Instead of querying the function attributes every time, we can
let the subtarget decide once at construction.
---
 llvm/include/llvm/CodeGen/BasicTTIImpl.h      |  3 +--
 llvm/include/llvm/CodeGen/TargetLowering.h    |  2 +-
 llvm/lib/CodeGen/SwitchLoweringUtils.cpp      |  5 ++---
 llvm/lib/CodeGen/TargetLoweringBase.cpp       |  3 +--
 .../Target/AArch64/AArch64ISelLowering.cpp    | 13 ++-----------
 llvm/lib/Target/AArch64/AArch64ISelLowering.h |  4 ++--
 llvm/lib/Target/AArch64/AArch64Subtarget.cpp  | 19 ++++++++++++++-----
 llvm/lib/Target/AArch64/AArch64Subtarget.h    | 10 +++++++---
 .../Target/AArch64/AArch64TargetMachine.cpp   |  6 ++++--
 llvm/lib/Target/VE/VEISelLowering.cpp         |  4 ++--
 llvm/lib/Target/VE/VEISelLowering.h           |  2 +-
 11 files changed, 37 insertions(+), 34 deletions(-)

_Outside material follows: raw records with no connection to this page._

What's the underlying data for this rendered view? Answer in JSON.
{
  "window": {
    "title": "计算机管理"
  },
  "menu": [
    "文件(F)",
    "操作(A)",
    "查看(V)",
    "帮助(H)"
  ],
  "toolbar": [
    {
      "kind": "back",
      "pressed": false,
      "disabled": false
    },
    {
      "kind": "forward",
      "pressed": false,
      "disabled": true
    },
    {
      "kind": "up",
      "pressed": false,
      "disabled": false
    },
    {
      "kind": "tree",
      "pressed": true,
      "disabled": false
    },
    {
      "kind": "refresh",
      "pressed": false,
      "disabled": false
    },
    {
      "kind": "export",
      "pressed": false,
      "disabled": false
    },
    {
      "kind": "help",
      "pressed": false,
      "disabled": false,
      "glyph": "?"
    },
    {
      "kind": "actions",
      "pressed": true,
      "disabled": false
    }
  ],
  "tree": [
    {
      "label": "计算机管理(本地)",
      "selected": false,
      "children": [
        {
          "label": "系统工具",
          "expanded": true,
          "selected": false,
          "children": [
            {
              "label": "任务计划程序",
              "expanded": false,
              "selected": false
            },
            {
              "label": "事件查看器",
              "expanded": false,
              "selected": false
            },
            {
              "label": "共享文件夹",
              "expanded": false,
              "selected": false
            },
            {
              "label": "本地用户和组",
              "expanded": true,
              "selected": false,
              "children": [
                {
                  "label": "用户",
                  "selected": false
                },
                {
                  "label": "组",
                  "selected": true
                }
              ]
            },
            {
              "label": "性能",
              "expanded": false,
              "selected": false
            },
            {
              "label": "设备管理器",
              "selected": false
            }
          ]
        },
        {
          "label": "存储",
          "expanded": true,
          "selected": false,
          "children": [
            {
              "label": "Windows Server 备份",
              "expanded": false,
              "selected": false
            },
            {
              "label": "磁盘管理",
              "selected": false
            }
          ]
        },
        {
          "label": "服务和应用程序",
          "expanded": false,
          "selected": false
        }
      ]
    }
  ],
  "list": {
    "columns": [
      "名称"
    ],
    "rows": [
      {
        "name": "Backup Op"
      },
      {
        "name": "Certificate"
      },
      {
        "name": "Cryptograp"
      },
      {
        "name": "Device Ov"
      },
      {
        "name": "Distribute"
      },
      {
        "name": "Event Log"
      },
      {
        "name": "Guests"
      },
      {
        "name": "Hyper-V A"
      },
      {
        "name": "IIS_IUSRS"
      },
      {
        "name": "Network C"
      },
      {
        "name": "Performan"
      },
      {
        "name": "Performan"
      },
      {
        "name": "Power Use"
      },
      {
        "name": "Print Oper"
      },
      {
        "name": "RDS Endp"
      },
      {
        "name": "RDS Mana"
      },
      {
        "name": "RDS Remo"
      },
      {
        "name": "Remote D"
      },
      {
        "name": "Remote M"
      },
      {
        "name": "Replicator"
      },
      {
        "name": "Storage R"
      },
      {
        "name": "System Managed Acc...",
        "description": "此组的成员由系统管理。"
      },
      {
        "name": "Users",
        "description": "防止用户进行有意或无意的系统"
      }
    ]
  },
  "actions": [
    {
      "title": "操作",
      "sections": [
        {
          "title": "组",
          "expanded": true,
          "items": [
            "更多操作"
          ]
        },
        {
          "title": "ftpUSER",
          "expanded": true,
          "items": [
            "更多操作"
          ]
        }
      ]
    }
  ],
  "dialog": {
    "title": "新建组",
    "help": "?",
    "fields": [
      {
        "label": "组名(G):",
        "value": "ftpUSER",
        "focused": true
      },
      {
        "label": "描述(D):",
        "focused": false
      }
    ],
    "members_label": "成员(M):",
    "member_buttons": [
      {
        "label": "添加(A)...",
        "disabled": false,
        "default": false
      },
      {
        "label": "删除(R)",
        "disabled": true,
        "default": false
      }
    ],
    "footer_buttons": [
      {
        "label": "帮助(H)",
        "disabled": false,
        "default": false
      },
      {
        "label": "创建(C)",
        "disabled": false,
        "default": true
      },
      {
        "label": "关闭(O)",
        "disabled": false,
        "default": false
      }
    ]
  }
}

diff --git a/llvm/include/llvm/CodeGen/BasicTTIImpl.h b/llvm/include/llvm/CodeGen/BasicTTIImpl.h
index 7e91f263c97ed18..7a8f36da58ceccb 100644
--- a/llvm/include/llvm/CodeGen/BasicTTIImpl.h
+++ b/llvm/include/llvm/CodeGen/BasicTTIImpl.h
@@ -470,8 +470,7 @@ class BasicTTIImplBase : public TargetTransformInfoImplCRTPBase<T> {
 
     // Check if suitable for a jump table.
     if (IsJTAllowed) {
-      if (N < 2 ||
-          N < TLI->getMinimumJumpTableEntries(SI.getParent()->getParent()))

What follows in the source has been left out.